Non poter avere figli: il supporto che cura

  • 03 07 2012

Sterilità, infertilità, fecondazione assistita: diagnosi pesanti, appesantite dal dubbio di non poter avere (mai) figli. Si supera? Ne parliamo con Emilse Dumit, psicologa clinica specializzata nel supporto alle coppie in difficoltà

Quello di non poter aver figli è un dramma a cui va incontro il 15% delle coppie italiane alla ricerca del primo figlio, con un incremento del 5% quando si cerca il secondo. I dati, forniti dal Registro Nazionale sulla Procreazione Medicalmente Assisita, parlano inoltre di un’infertilità maschile pari al 35,4% contro quella femminile che è superiore di pochissimo: il 35,5% delle donne italiane si rivolge ad un centro di fecondazione assistita. La media è conforme a quella europea.

Impressionante? Allarmante? O dati immaginabili? Sicuramente il fatto che la preoccupazione sterilità tocchi più di un terzo delle donne e degli uomini italiani non è poco. Persone che si troveranno ad affrontare quella che per i medici è una malattia, per molti è ‘solo’ un disagio, per gli psicologi clinici una sofferenza che va ascoltata, affrontata e superata (fortunatamente).

E per questo ne parliamo con la Dottoressa Emilse Dumit, Psicologa Clinica, specializzata nel supporto psicoterapeutico alle coppie con problemi di infertilità, presso il centro di fecondazione medicalmente assistita, Gynepro Medical di Bologna.

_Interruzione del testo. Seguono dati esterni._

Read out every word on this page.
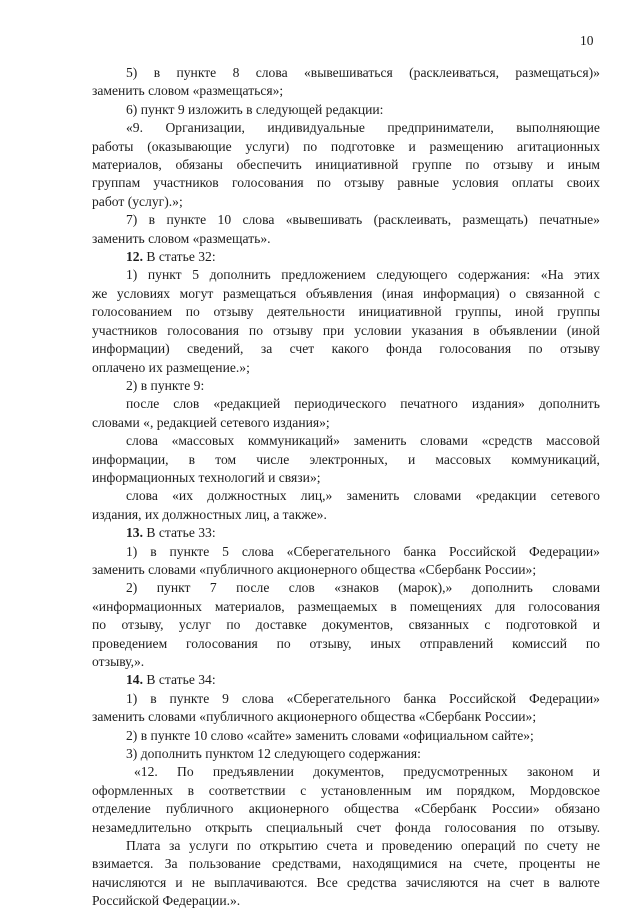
10
5) в пункте 8 слова «вывешиваться (расклеиваться, размещаться)»
заменить словом «размещаться»;
6) пункт 9 изложить в следующей редакции:
«9. Организации, индивидуальные предприниматели, выполняющие
работы (оказывающие услуги) по подготовке и размещению агитационных
материалов, обязаны обеспечить инициативной группе по отзыву и иным
группам участников голосования по отзыву равные условия оплаты своих
работ (услуг).»;
7) в пункте 10 слова «вывешивать (расклеивать, размещать) печатные»
заменить словом «размещать».
12. В статье 32:
1) пункт 5 дополнить предложением следующего содержания: «На этих
же условиях могут размещаться объявления (иная информация) о связанной с
голосованием по отзыву деятельности инициативной группы, иной группы
участников голосования по отзыву при условии указания в объявлении (иной
информации) сведений, за счет какого фонда голосования по отзыву
оплачено их размещение.»;
2) в пункте 9:
после слов «редакцией периодического печатного издания» дополнить
словами «, редакцией сетевого издания»;
слова «массовых коммуникаций» заменить словами «средств массовой
информации, в том числе электронных, и массовых коммуникаций,
информационных технологий и связи»;
слова «их должностных лиц,» заменить словами «редакции сетевого
издания, их должностных лиц, а также».
13. В статье 33:
1) в пункте 5 слова «Сберегательного банка Российской Федерации»
заменить словами «публичного акционерного общества «Сбербанк России»;
2) пункт 7 после слов «знаков (марок),» дополнить словами
«информационных материалов, размещаемых в помещениях для голосования
по отзыву, услуг по доставке документов, связанных с подготовкой и
проведением голосования по отзыву, иных отправлений комиссий по
отзыву,».
14. В статье 34:
1) в пункте 9 слова «Сберегательного банка Российской Федерации»
заменить словами «публичного акционерного общества «Сбербанк России»;
2) в пункте 10 слово «сайте» заменить словами «официальном сайте»;
3) дополнить пунктом 12 следующего содержания:
«12. По предъявлении документов, предусмотренных законом и
оформленных в соответствии с установленным им порядком, Мордовское
отделение публичного акционерного общества «Сбербанк России» обязано
незамедлительно открыть специальный счет фонда голосования по отзыву.
Плата за услуги по открытию счета и проведению операций по счету не
взимается. За пользование средствами, находящимися на счете, проценты не
начисляются и не выплачиваются. Все средства зачисляются на счет в валюте
Российской Федерации.».
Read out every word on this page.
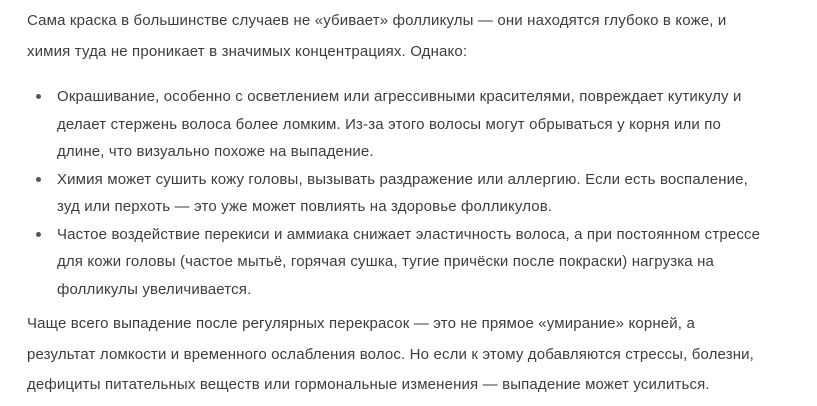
Сама краска в большинстве случаев не «убивает» фолликулы — они находятся глубоко в коже, и
химия туда не проникает в значимых концентрациях. Однако:
Окрашивание, особенно с осветлением или агрессивными красителями, повреждает кутикулу и
делает стержень волоса более ломким. Из-за этого волосы могут обрываться у корня или по
длине, что визуально похоже на выпадение.
Химия может сушить кожу головы, вызывать раздражение или аллергию. Если есть воспаление,
зуд или перхоть — это уже может повлиять на здоровье фолликулов.
Частое воздействие перекиси и аммиака снижает эластичность волоса, а при постоянном стрессе
для кожи головы (частое мытьё, горячая сушка, тугие причёски после покраски) нагрузка на
фолликулы увеличивается.
Чаще всего выпадение после регулярных перекрасок — это не прямое «умирание» корней, а
результат ломкости и временного ослабления волос. Но если к этому добавляются стрессы, болезни,
дефициты питательных веществ или гормональные изменения — выпадение может усилиться.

Sorridente, energica, gioiosa: è la prima impressione che la Dottoressa Emilse Dumit suscita al primo incontro. Una cascata di riccioli biondi e un modo di fare affabile e caloroso. “Merito del mix delle mie origini (italiane, francesi e irlandesi) e dell’esser nata e cresciuta a Buenos Aires”. Sicuramente l’approccio rassicurante per coppie in difficoltà.
“Ai primi appuntamenti mi raccontano che il dramma di non poter avere figli non è compreso da parenti e amici, ecco perchè spesso è necessario un supporto psicologico mentre le coppie si sottopongono alla fecondazione assistita, e avvertono un disagio emotivo che ha i connotati della sofferenza psichica. Che irrompe violenta in seguito alla diagnosi di sterilità” – spiega l’esperta.

I percorsi di supporto psicologico possono durare da un minimo di 3 incontri a 10-15. Non solo si ascolta il disagio della coppia, ma si lavora anche sul corpo, inteso come vissuto del corpo stesso, e non come contenitore di emozioni. “Nei casi in cui il corpo è vissuto come nemico, cerchiamo di integrare gli interventi di psicoterapia biosistemica corporea con la razionalità – chiarisce l’esperta – cioè con il dialogo. Abbiamo bisogno di tutte e 3 le dimensioni del vivere: quello che sento, quello che penso e quello che faccio. Si lavora su di esse in modo armonico”.

Bisogna fare appello a tutte le proprie risorse psicologiche per trasformare un problema in un’opportunità di crescita.

“Arrivano persone completamente invase dal mondo emotivo, con un carico di ansia e dolore che impedisce loro di intraprendere una terapia psicologica – continua la Dumit.

Cerchiamo di infondere alle coppie in difficoltà il valore che il progetto del figlio non diventi l’unico della propria vita.

La situazione è più difficile quando la donna ha un progetto di maternità totalizzante: in questi casi è fondamentale comprendere (non in senso cognitivo) che le uniche risorse per superare il dolore sono dentro di te e all’interno della coppia”.

Quali sono le risorse a cui fare appello per superare la diagnosi di sterilità? O per affrontare la fecondazione assistita, con la consapevolezza che possa non portare a un buon esito (la percentuale è del 20%).

“Innanzi tutto è importante accettare ciò che sta succedendo – dice l’esperta.

In seconda istanza, comprendere profondamente che esiste la possibilità di attivare altri progetti, al di là di quello genitoriale; cercare di investire su altre cose della vita che non sono da considerarsi meno importanti.

La frustrazione, il senso di impotenza fa sì che ci troviamo di fronte a persone che hanno bisogno di aiuto concreto. È la coppia che deve essere aiutata, non la donna presa singolarmente”. Perchè il disagio riguarda entrambi.